Le 3 septembre 2026, le président Lula a annoncé des mesures drastiques concernant le marché du jeu en ligne au Brésil, après une réunion avec divers représentants de la société civile. Il a lié la montée des dettes à l’essor du jeu en ligne, tout en écartant les organisations de l’industrie du jeu, comme l’Association Nationale des Jeux et Loteries (ANJL) et l’Institut Brésilien du Jeu Responsable (IBJR), de la table des discussions.
Lula a réitéré son opinion selon laquelle le jeu constitue un « fléau social » et a exprimé son désir de « mettre fin au jeu ». Bien qu’il ait déclaré qu' »aux deux tiers » de la décision était déjà prise, il a précisé qu’il écouterait d’abord la société brésilienne avant de se prononcer définitivement sur l’avenir du marché, qui n’a ouvert qu’au début de 2025.
Le président a déclaré : « En tant que Président de la République, je dois comprendre qu’il y a d’autres choses que je dois partager, des décisions à prendre pour que nous puissions faire les choses de la manière la plus correcte possible. Je pense que nous devons prendre la décision la plus drastique. Car nous n’avons même pas une inflation tirée par la demande. »

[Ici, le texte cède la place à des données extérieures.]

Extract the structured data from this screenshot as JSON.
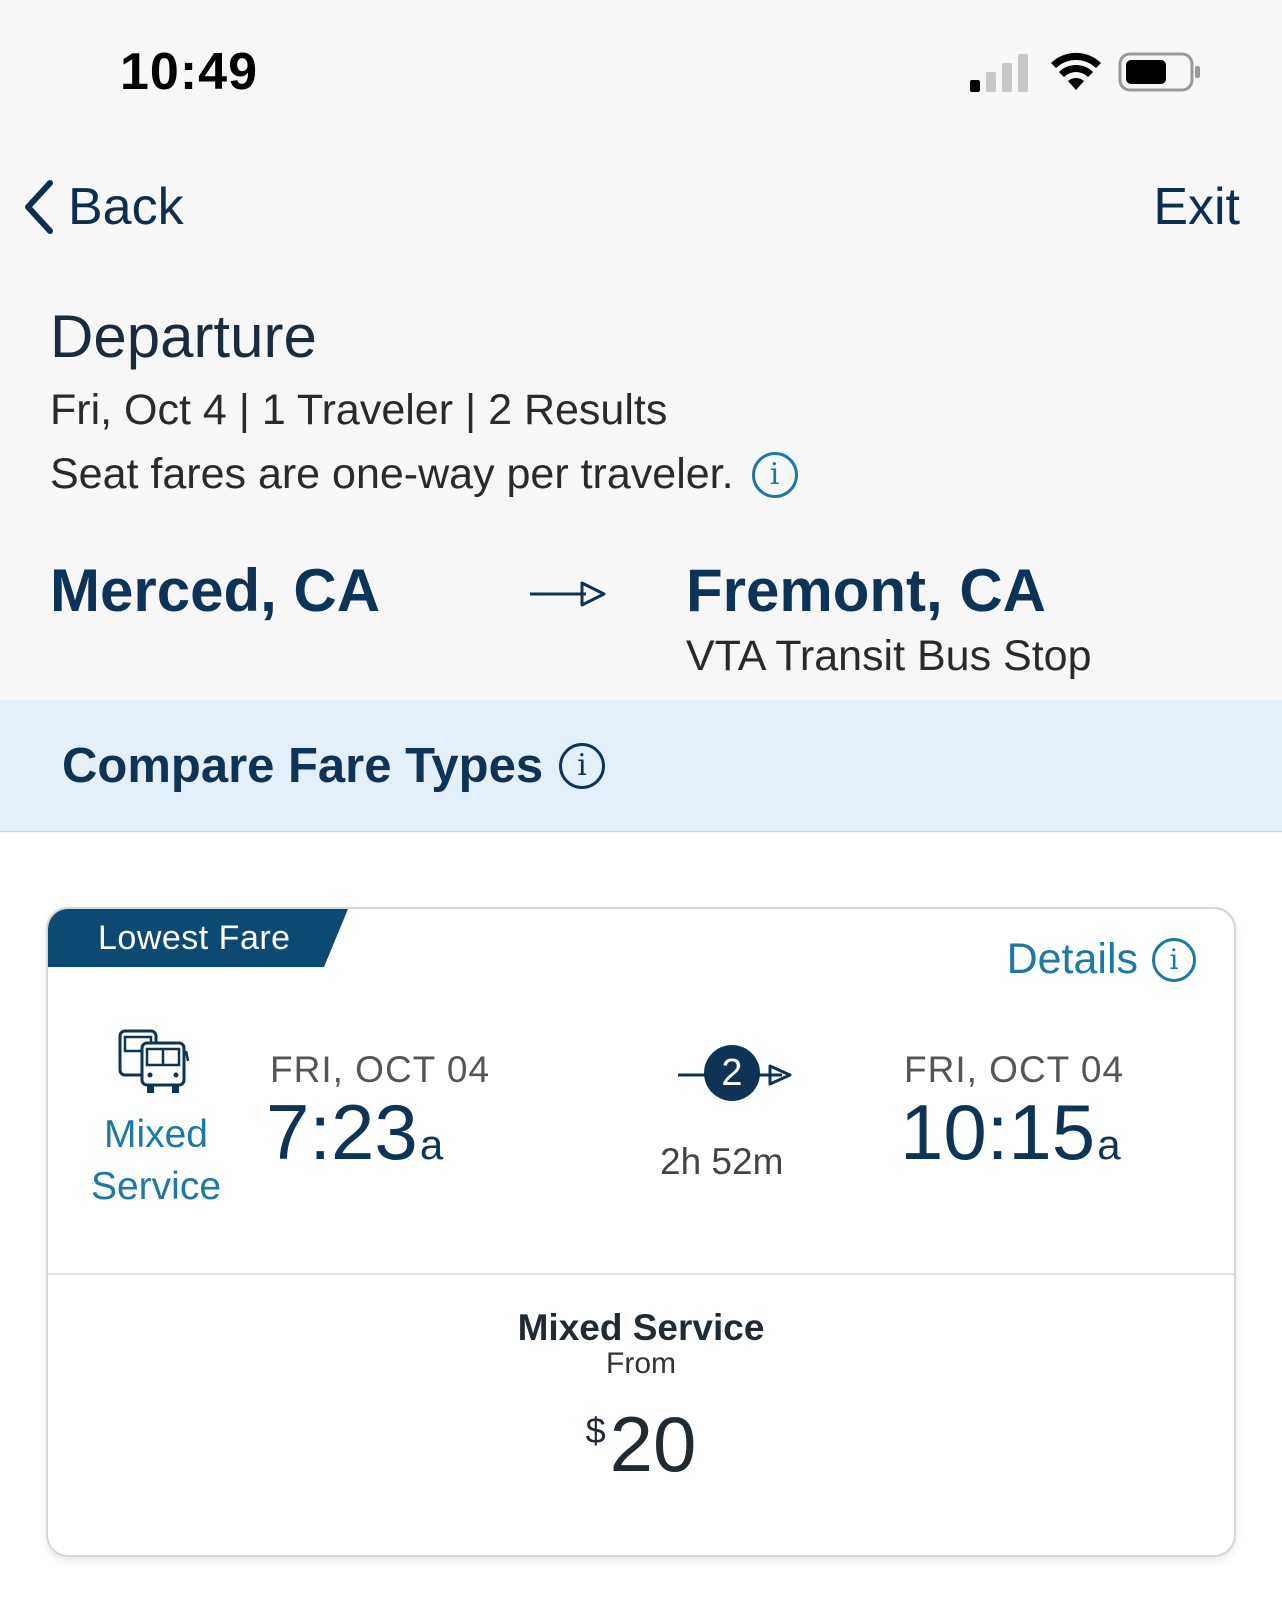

L’ANJL et l’IBJR ont exprimé leur inquiétude face à l’absence de représentation de l’industrie, soulignant que de nombreux groupes présents avaient déjà manifesté publiquement leur aversion pour le jeu. Un communiqué de l’ANJL a noté : « La composition de la réunion rend l’exclusion encore plus préoccupante. Parmi les participants se trouvaient des entités et des représentants qui avaient déjà exprimé publiquement des critiques sur le secteur des paris et ses impacts. À l’inverse, il n’y avait aucune présence de représentants du marché régulé pour présenter des données, clarifier des informations ou expliquer la position de ceux qui sont soumis aux règles créées par l’État lui-même. »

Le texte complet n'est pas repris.